Shallow Learning

How gradients flow through a simplified sentiment classifier

Phrase:
Scroll down to begin the forward pass. Watch how words become predictions through learned embeddings.

The Embedding Table

Every word in our vocabulary has a learned embedding — a vector of numbers that captures meaning. These aren't hand-crafted; they're learned from data through the very gradient process we're about to trace.

Word Lookup

To process a phrase, we look up each word's embedding from the table. Mathematically, this is a matrix multiplication: a one-hot vector times the embedding matrix (see it in action). In practice, frameworks use an index operation as a shortcut.

Combining Words

We sum the two word embeddings element-by-element to get a single vector h representing the whole phrase. Both words contribute equally. Remember this — it matters for backprop. As Karpathy puts it, if there is a sum in the forward pass, there is a broadcasting in the backward pass.

Weighted Sum → Logits

Each class (Positive/Negative) has its own weight vector. We compute the dot product of h with each weight vector to get a logit — a raw score for each class.

Softmax & Cross-Entropy Loss

The logits pass through softmax to become probabilities that sum to 1. Cross-entropy loss measures how far the prediction is from the true label.

Backpropagation Begins

Now we reverse direction. The gradient of loss with respect to itself is simply 1 — a small increase in loss directly increases our error.

Through Softmax

The gradient flows through softmax. For the true class, the gradient is negative (we want to increase it). For the wrong class, it's positive (we want to decrease it).

To the Weights

Gradients flow back to the weights. Using the chain rule: dL/dW = dL/dLogit × h. The gradient also flows through to the combined embedding h.
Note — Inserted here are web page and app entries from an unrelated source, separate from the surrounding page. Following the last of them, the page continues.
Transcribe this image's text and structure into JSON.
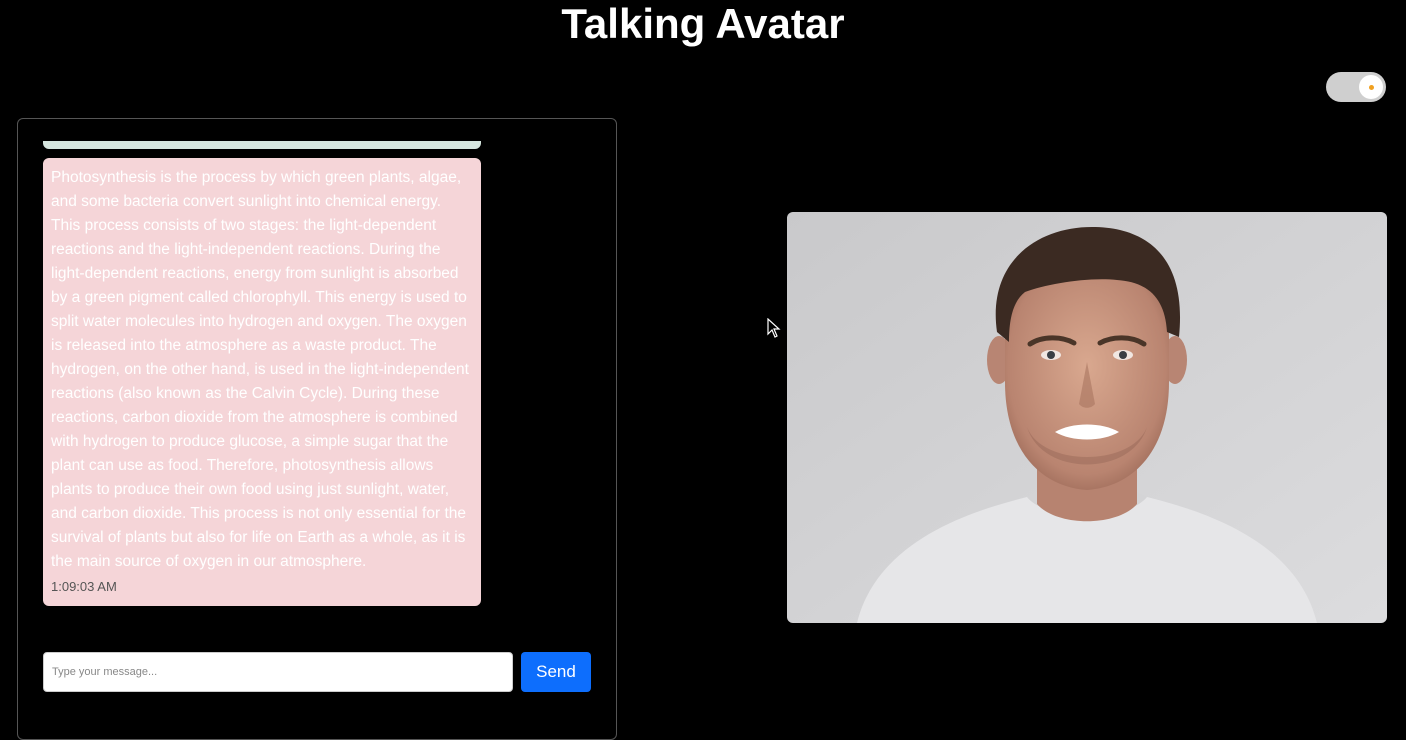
{
  "header": {
    "title": "Talking Avatar"
  },
  "theme_toggle": {
    "state": "on",
    "track_color": "#cfcfcf",
    "dot_color": "#f0a020"
  },
  "chat": {
    "messages": [
      {
        "text": "Photosynthesis is the process by which green plants, algae, and some bacteria convert sunlight into chemical energy. This process consists of two stages: the light-dependent reactions and the light-independent reactions. During the light-dependent reactions, energy from sunlight is absorbed by a green pigment called chlorophyll. This energy is used to split water molecules into hydrogen and oxygen. The oxygen is released into the atmosphere as a waste product. The hydrogen, on the other hand, is used in the light-independent reactions (also known as the Calvin Cycle). During these reactions, carbon dioxide from the atmosphere is combined with hydrogen to produce glucose, a simple sugar that the plant can use as food. Therefore, photosynthesis allows plants to produce their own food using just sunlight, water, and carbon dioxide. This process is not only essential for the survival of plants but also for life on Earth as a whole, as it is the main source of oxygen in our atmosphere.",
        "time": "1:09:03 AM",
        "bubble_color": "#f5d5d8"
      }
    ],
    "input": {
      "placeholder": "Type your message...",
      "value": ""
    },
    "send_label": "Send",
    "send_color": "#0d6efd"
  },
  "avatar": {
    "icon": "talking-avatar-face"
  }
}
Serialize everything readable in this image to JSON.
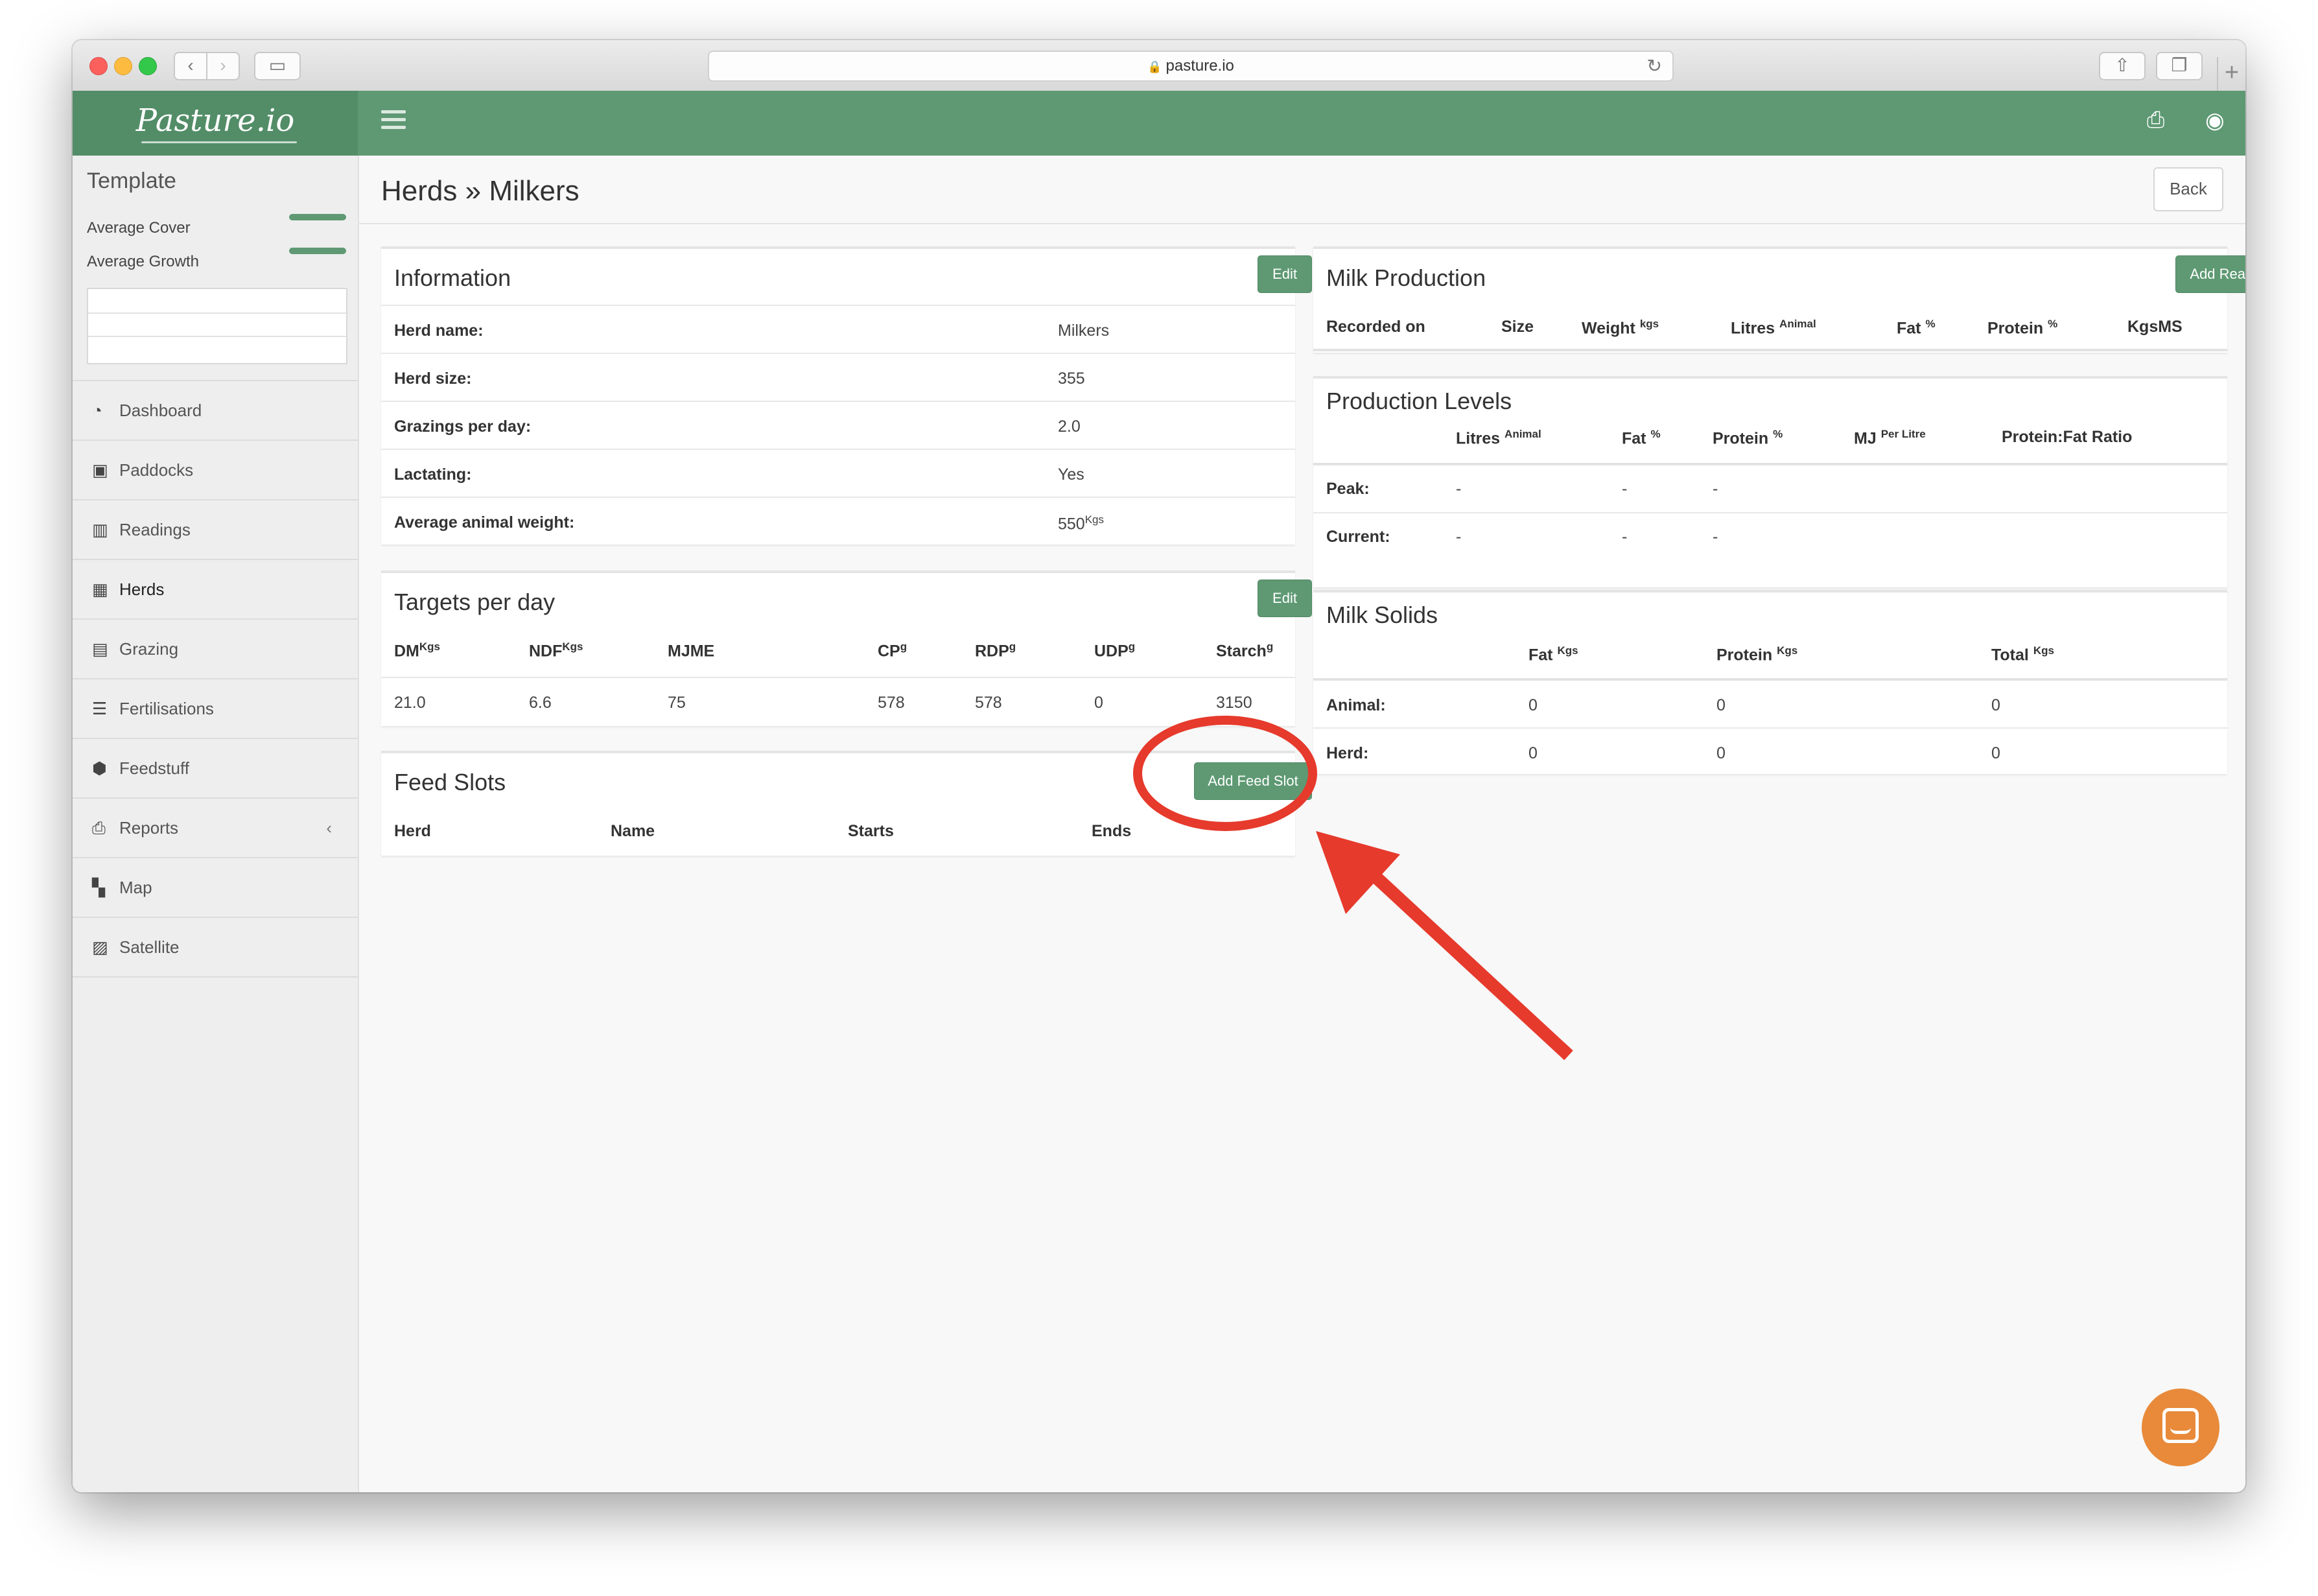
{
  "browser": {
    "url": "pasture.io"
  },
  "app": {
    "brand": "Pasture.io"
  },
  "sidebar": {
    "template_title": "Template",
    "average_cover": "Average Cover",
    "average_growth": "Average Growth",
    "menu": [
      {
        "label": "Dashboard",
        "icon": "dashboard-icon"
      },
      {
        "label": "Paddocks",
        "icon": "paddocks-icon"
      },
      {
        "label": "Readings",
        "icon": "chart-icon"
      },
      {
        "label": "Herds",
        "icon": "grid-icon"
      },
      {
        "label": "Grazing",
        "icon": "calendar-icon"
      },
      {
        "label": "Fertilisations",
        "icon": "list-icon"
      },
      {
        "label": "Feedstuff",
        "icon": "cubes-icon"
      },
      {
        "label": "Reports",
        "icon": "print-icon"
      },
      {
        "label": "Map",
        "icon": "map-icon"
      },
      {
        "label": "Satellite",
        "icon": "image-icon"
      }
    ]
  },
  "page": {
    "crumb_1": "Herds",
    "crumb_sep": "»",
    "crumb_2": "Milkers",
    "back_label": "Back"
  },
  "information": {
    "title": "Information",
    "edit_label": "Edit",
    "rows": [
      {
        "label": "Herd name:",
        "value": "Milkers"
      },
      {
        "label": "Herd size:",
        "value": "355"
      },
      {
        "label": "Grazings per day:",
        "value": "2.0"
      },
      {
        "label": "Lactating:",
        "value": "Yes"
      },
      {
        "label": "Average animal weight:",
        "value": "550",
        "unit": "Kgs"
      }
    ]
  },
  "targets": {
    "title": "Targets per day",
    "edit_label": "Edit",
    "headers": [
      {
        "name": "DM",
        "unit": "Kgs"
      },
      {
        "name": "NDF",
        "unit": "Kgs"
      },
      {
        "name": "MJME",
        "unit": ""
      },
      {
        "name": "CP",
        "unit": "g"
      },
      {
        "name": "RDP",
        "unit": "g"
      },
      {
        "name": "UDP",
        "unit": "g"
      },
      {
        "name": "Starch",
        "unit": "g"
      }
    ],
    "values": [
      "21.0",
      "6.6",
      "75",
      "578",
      "578",
      "0",
      "3150"
    ]
  },
  "feed_slots": {
    "title": "Feed Slots",
    "add_label": "Add Feed Slot",
    "headers": [
      "Herd",
      "Name",
      "Starts",
      "Ends"
    ]
  },
  "milk_production": {
    "title": "Milk Production",
    "add_label": "Add Reading",
    "headers": [
      {
        "name": "Recorded on",
        "unit": ""
      },
      {
        "name": "Size",
        "unit": ""
      },
      {
        "name": "Weight",
        "unit": "kgs"
      },
      {
        "name": "Litres",
        "unit": "Animal"
      },
      {
        "name": "Fat",
        "unit": "%"
      },
      {
        "name": "Protein",
        "unit": "%"
      },
      {
        "name": "KgsMS",
        "unit": ""
      }
    ]
  },
  "production_levels": {
    "title": "Production Levels",
    "headers": [
      {
        "name": "Litres",
        "unit": "Animal"
      },
      {
        "name": "Fat",
        "unit": "%"
      },
      {
        "name": "Protein",
        "unit": "%"
      },
      {
        "name": "MJ",
        "unit": "Per Litre"
      },
      {
        "name": "Protein:Fat Ratio",
        "unit": ""
      }
    ],
    "rows": [
      {
        "label": "Peak:",
        "values": [
          "-",
          "-",
          "-"
        ]
      },
      {
        "label": "Current:",
        "values": [
          "-",
          "-",
          "-"
        ]
      }
    ]
  },
  "milk_solids": {
    "title": "Milk Solids",
    "headers": [
      {
        "name": "Fat",
        "unit": "Kgs"
      },
      {
        "name": "Protein",
        "unit": "Kgs"
      },
      {
        "name": "Total",
        "unit": "Kgs"
      }
    ],
    "rows": [
      {
        "label": "Animal:",
        "values": [
          "0",
          "0",
          "0"
        ]
      },
      {
        "label": "Herd:",
        "values": [
          "0",
          "0",
          "0"
        ]
      }
    ]
  },
  "colors": {
    "brand_green": "#5e9973",
    "annotation_red": "#e63a2c",
    "chat_orange": "#e88a3a"
  }
}
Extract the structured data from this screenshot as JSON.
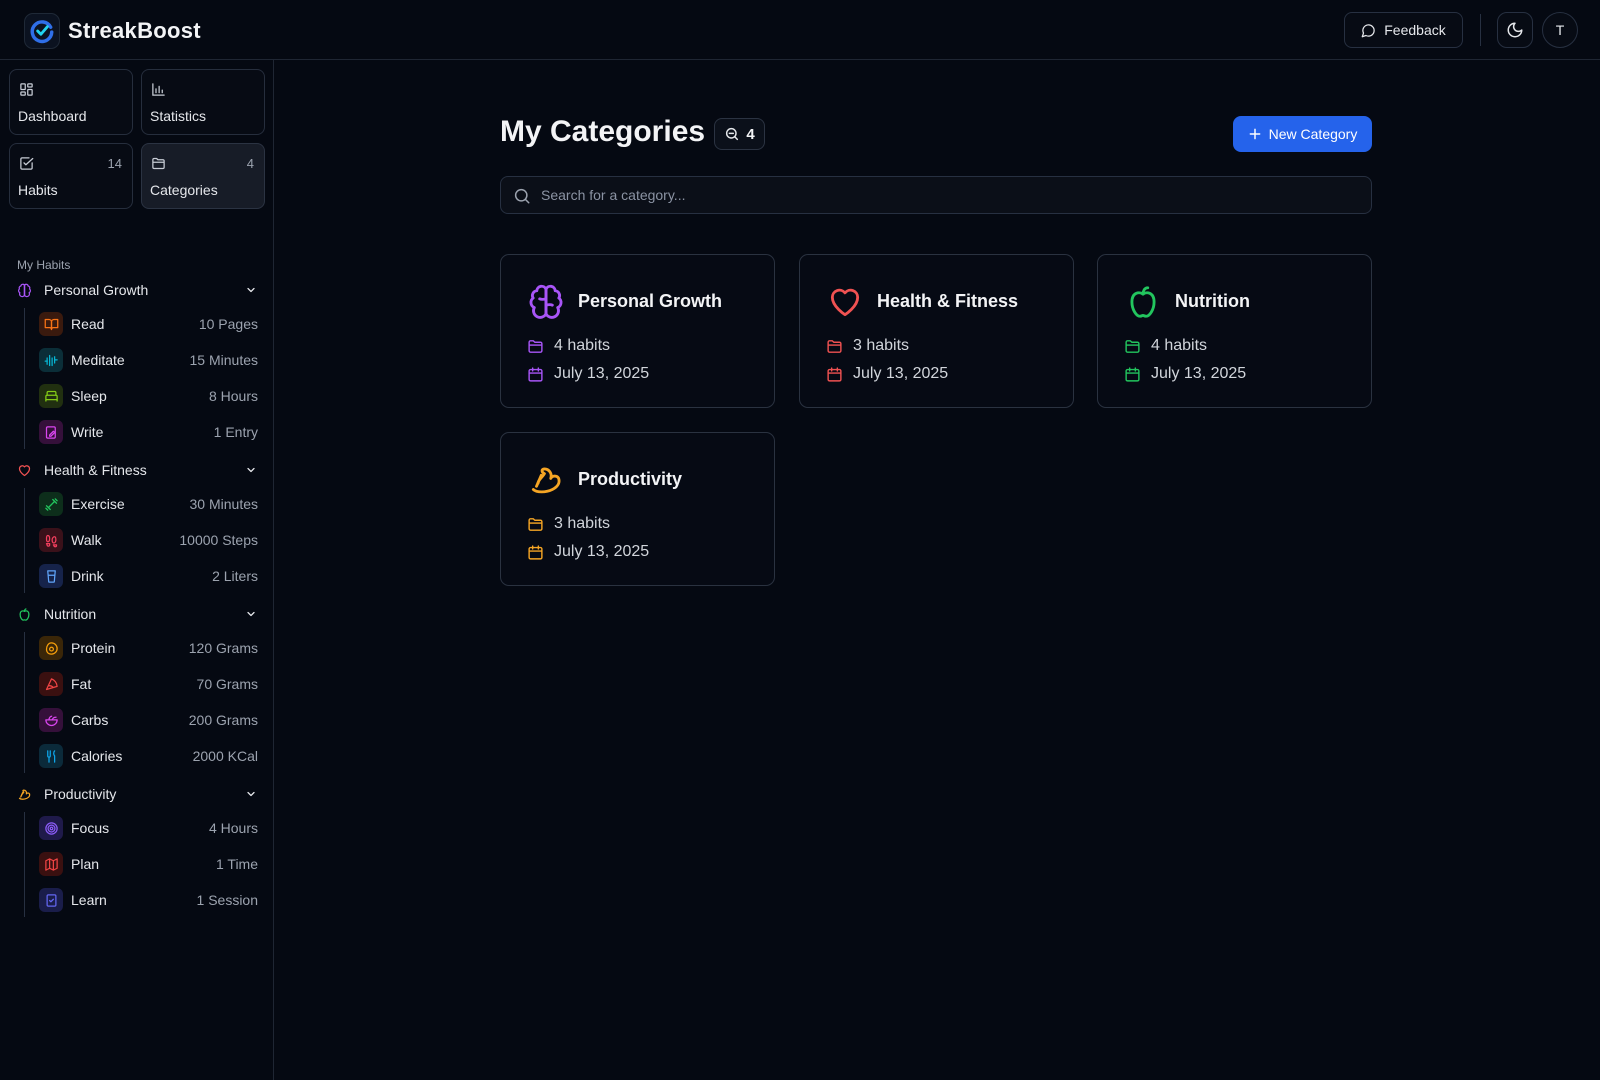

Back to the Embedding Table

Since h = e1 + e2, the gradient ∂L/∂h is copied identically to both words. Both rows in the embedding table receive the exact same gradient. This is gradient routing — the sum operation acts as a gradient duplicator. As Karpathy puts it, “addition is a router of gradient.”

The Limits of Sum

Because addition is commutative, this model treats “not bad” and “bad not” as identical inputs. Both words receive the same gradient, so there is no mechanism to learn that “not” should flip the meaning of its neighbor. To handle composition like negation, you need architectures that break this symmetry — positional embeddings, attention, or recurrence.